Nuova svolta per la Palestina

37

ITALIA – Roma 26/04/2014. I palestinesi stanno valutando tutte le opzioni per rispondere alla decisione di Israele di fermare colloqui di pace, dopo l’accordo di riconciliazione tra Hamas e Fatah.

«La leadership palestinese esaminerà tutte le opzioni per rispondere alle decisioni del governo israeliano nei confronti della PA», ha detto l’alto funzionario palestinese Saeb Erekat «La priorità ora per i palestinesi è la riconciliazione e l’unità nazionale» ha poi aggiunto .
Mercoledì scorso appunto, l’Organizzazione di Liberazione della Palestina (OLP) – internazionalmente riconosciuto come unico rappresentante e interlocutore del popolo palestinese – e Hamas hanno firmato un accordo di riconciliazione, dopo 7 anni di lotte e fraintendimenti, nel quale le parti hanno stabilito informalmente di costituire un governo di ‘consenso nazionale’ da qui a poche settimane sotto il presidente palestinese Mahmud Abbas, che attualmente governa la Cisgiordania. Forse hanno compreso che questa frammentazione non ha nel tempo certo aiutato la causa palestinese, giustificando tra l’altro in qualche modo il silenzio e il non intervento della comunità internazionale.
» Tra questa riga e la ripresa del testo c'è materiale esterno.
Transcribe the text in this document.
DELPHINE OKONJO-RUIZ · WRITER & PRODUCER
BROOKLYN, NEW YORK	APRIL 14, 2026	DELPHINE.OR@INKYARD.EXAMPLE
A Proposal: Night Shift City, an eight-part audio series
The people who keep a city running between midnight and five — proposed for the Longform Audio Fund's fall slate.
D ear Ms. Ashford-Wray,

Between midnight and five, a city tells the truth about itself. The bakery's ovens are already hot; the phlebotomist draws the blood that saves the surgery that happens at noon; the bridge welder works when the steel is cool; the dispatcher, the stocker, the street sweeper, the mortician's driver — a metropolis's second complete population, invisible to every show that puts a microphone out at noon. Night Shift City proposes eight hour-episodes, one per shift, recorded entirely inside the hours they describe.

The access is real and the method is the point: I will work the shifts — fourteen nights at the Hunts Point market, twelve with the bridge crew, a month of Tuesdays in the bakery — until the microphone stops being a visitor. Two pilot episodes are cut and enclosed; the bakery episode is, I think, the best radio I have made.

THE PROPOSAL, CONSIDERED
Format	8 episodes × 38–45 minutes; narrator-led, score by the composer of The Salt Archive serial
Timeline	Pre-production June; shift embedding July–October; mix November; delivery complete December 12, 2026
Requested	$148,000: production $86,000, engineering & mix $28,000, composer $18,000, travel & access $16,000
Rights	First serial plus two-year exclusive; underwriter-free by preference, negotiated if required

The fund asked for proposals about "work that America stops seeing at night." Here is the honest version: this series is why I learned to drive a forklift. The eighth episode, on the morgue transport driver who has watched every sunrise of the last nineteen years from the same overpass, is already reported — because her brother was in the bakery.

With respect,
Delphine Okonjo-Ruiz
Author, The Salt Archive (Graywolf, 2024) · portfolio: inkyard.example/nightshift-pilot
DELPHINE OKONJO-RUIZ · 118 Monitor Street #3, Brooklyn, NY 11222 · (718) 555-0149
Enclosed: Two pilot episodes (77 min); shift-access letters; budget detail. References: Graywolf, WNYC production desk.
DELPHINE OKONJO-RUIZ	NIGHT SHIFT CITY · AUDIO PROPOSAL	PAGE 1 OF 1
Questa ‘pace’ tra le due fazioni dovrebbe dare nuovo vigore anche ai paesi arabi della regione che sembravano aver dimenticato l’assenza e l’oppressione di uno Stato e di un popolo che continua a sopravvivere nella miseria, senza diritti, dentro i campi profughi sparsi in Libano, Siria, Giordania, e nei territori occupati.
Nel frattempo anche Israele dovrà rivedere la sua politica nei confronti della Palestina, che comunque non riconosce, sostenuto anche dalle divisioni interne e potersi quindi quasi dimenticare di affrontare il problema del vicino. A caldo arrivano commenti forti da parte dell’amministrazione israeliana che non intende negoziare «con un governo palestinese sostenuto da Hamas» e ha minacciato di prendere provvedimenti, senza però specificare quali. Il Premier Benjamin Netanyahu si è scagliato contro Abbas, dicendo che invece di scegliere la pace, ha fatto un patto con una organizzazione terroristica omicida che invoca la distruzione di Israele. Saeb Erakat, che è anche il capo negoziatore di pace palestinese, da invece la colpa per il fallimento dei colloqui di pace a Israele. «Al governo Netanyahu è stato chiesto per anni di scegliere tra la pace e gli insediamenti e ha sempre scelto gli insediamenti» ha detto.
Inoltre, entro l’anno dovrebbero essere indette nuove elezioni presidenziali che andranno a sostituire Mahmoud Abbas (Abu Mazen) e la scelta dovrebbe convergere su un candidato che possa andar bene ad entrambe le parti. Anche quella che viene individuata come resistenza avrà una svolta perché tonerà a far paura al vicino nemico che si dovrà preoccupare di non avere più come alleato la divisione interna capace di fermare ogni possibile capacità di intervento e determinazione. Ora le cose potrebbero cambiare e Netanyahu dovrà rivedere i suoi programmi dove le resistenze dalle quali è circondato, ricordiamo quella libanese che non ha perdonato l’invasione e la distruzione del territorio, potrebbero cominciare a diventare pressanti. E non sarà certo una politica distruttiva di ritorsione che ha posto in atto, come quella di bloccare i trasferimenti di tasse e dazi doganali per un valore di cento milioni di dollari al mese che lo stato ebraico raccoglie per conto dei palestinesi, anzi la cosa non potrà che costituire una ulteriore motivazione per far esplodere una situazione già incandescente.